When Kenny Dalglish brought Bellamy back to Anfield for the ill-starred 2011/'12 season, most fans were delighted. He had proven to be an effective and exciting attacker at Manchester City and Cardiff in the two previous campaigns and his much vaunted affection for the club was a popular source of newspaper copy. That Kenny Dalglish was a genuine hero of his and that he was a boyhood admirer of the club are not really open to debate, unless one wants to imply Bellamy is a liar. His words are generally measured, even in anger, and his delight in being part of the tradition of Liverpool Football Club always seemed thoroughly genuine to these ears.
Always a man to give of his best, Bellamy had extra motivation, following the passing of his friend Gary Speed, to honour his memory in the quarter final of the victorious 2012 Carling Cup run. His tears before the kick off and dynamism on the park afterwards were heartbreaking and emotive in the extreme but Bellamy was like a super-charged version of himself on the night and his performance in the 2-0 win over Chelsea, when he set up both goals, remains my favourite moment of his Liverpool career, narrowly edging out the horrendously hilarious tale of his feral golf club attack on the hapless Jon Arne Riise. The two moments encapsulate the player and the man -- self-admittedly flawed but brimming with passion, capable of utter brilliance and yet prone to reprehensible madness.

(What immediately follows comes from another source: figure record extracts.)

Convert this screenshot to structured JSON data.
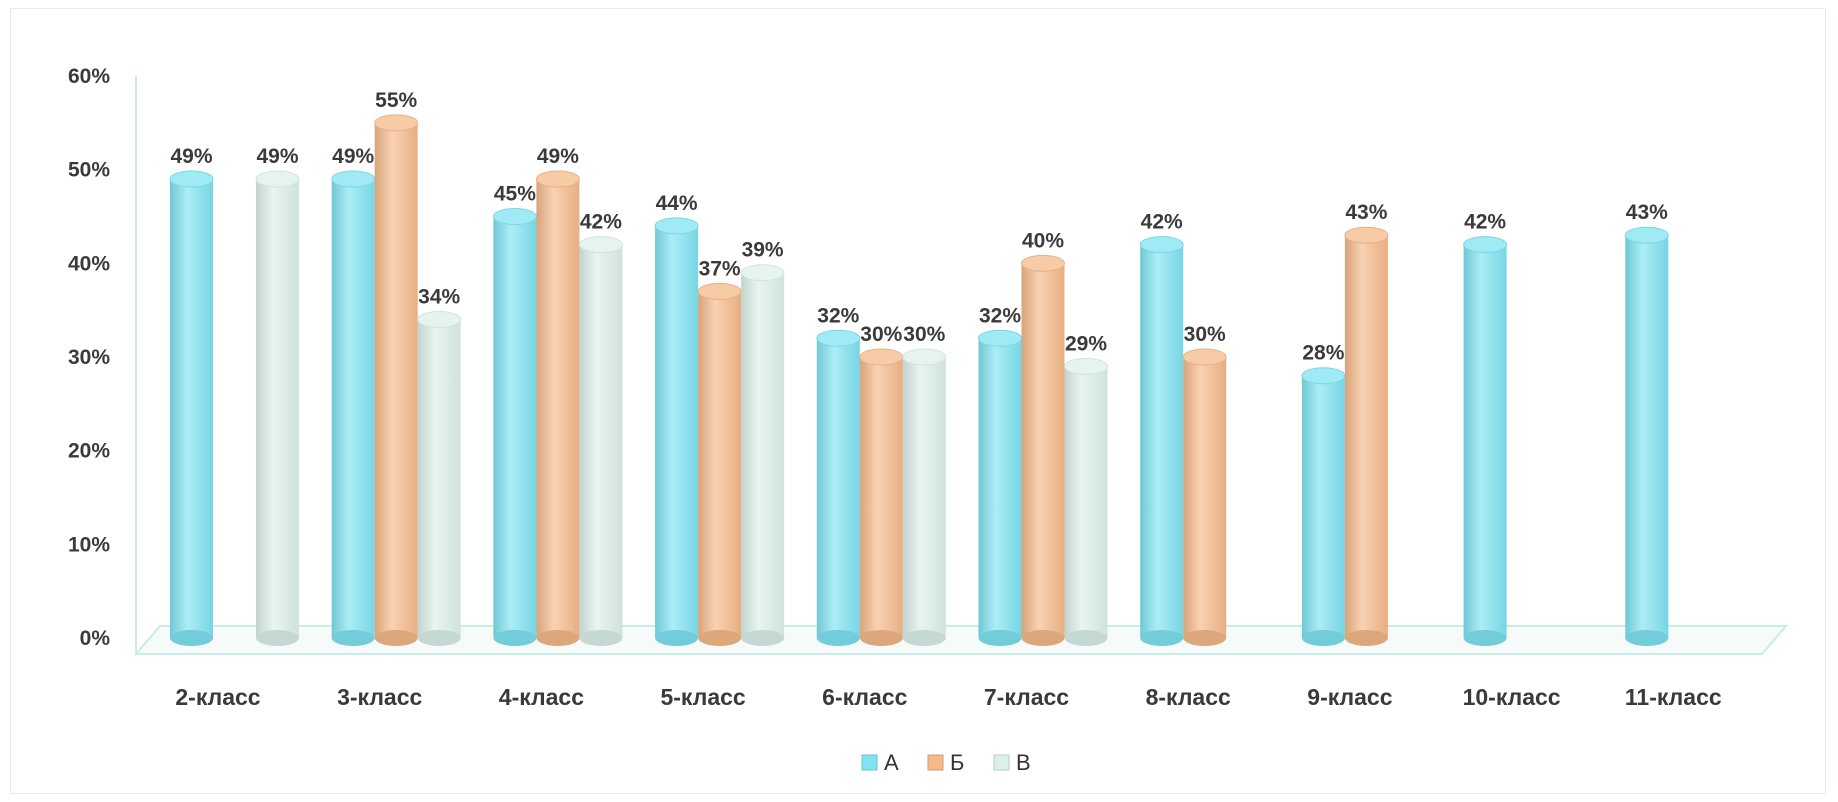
{
  "chart_data": {
    "type": "bar",
    "style": "3d-cylinder",
    "categories": [
      "2-класс",
      "3-класс",
      "4-класс",
      "5-класс",
      "6-класс",
      "7-класс",
      "8-класс",
      "9-класс",
      "10-класс",
      "11-класс"
    ],
    "series": [
      {
        "name": "А",
        "color": "#7fe3f2",
        "values": [
          49,
          49,
          45,
          44,
          32,
          32,
          42,
          28,
          42,
          43
        ]
      },
      {
        "name": "Б",
        "color": "#f5b98a",
        "values": [
          null,
          55,
          49,
          37,
          30,
          40,
          30,
          43,
          null,
          null
        ]
      },
      {
        "name": "В",
        "color": "#dcf0ea",
        "values": [
          49,
          34,
          42,
          39,
          30,
          29,
          null,
          null,
          null,
          null
        ]
      }
    ],
    "value_format": "{v}%",
    "ylim": [
      0,
      60
    ],
    "y_ticks": [
      "0%",
      "10%",
      "20%",
      "30%",
      "40%",
      "50%",
      "60%"
    ],
    "legend": "bottom",
    "grid": false
  }
}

As he looks towards retirement, Bellamy will no doubt be a little anxious about life after playing. He has been open about the benefit that he has gleaned from working with Dr. Steve Peters in the latter years of his career and he will need to guard against the gathering gloom that can affect high-level athletes in retirement. He is unequivocal about the appropriateness of his decision, however, and seems to have a definite plan for the future.
"I could go to the Major Soccer League across the Atlantic," he insists. "I’ve had offers from clubs in England. But it’s not just the playing and training, it’s the maintenance work I have to do on my body in order to be able to play. The extra hour of strengthening work I have to do after training, that type of thing. If I’m honest, I’ve had a few sleepless nights over the last three to four months. How am I going to handle it?
"I’ve not completely prepared myself for not playing. Not waking up in pain at the moment is nice, I can enjoy it. When the season starts, it could be a different matter. But I do have lots of business activities to keep me busy and I’m taking my full coaching badges. I’ve got A, B and C, I just need to do the Pro-Licence which will prepare me properly for management. I plan to visit lots of football clubs, home and abroad, look at training in different sports, to broaden my knowledge. Then, when the management opportunity comes, I will be as fully prepared as possible."
As we contemplate the notion of a trim, well turned-out Bellamy stalking the touchlines of the future, we no doubt all hope he will be more Dalglish than DiCanio but the reality is, that with Bellamy, we cannot be sure. I, for one, will always retain a fondness for this most antagonistic, truculent and often sublime of footballers because when he donned the Liverbird I felt it mattered to him and, as a passionate fan of Liverpool Football Club, that'll do for me.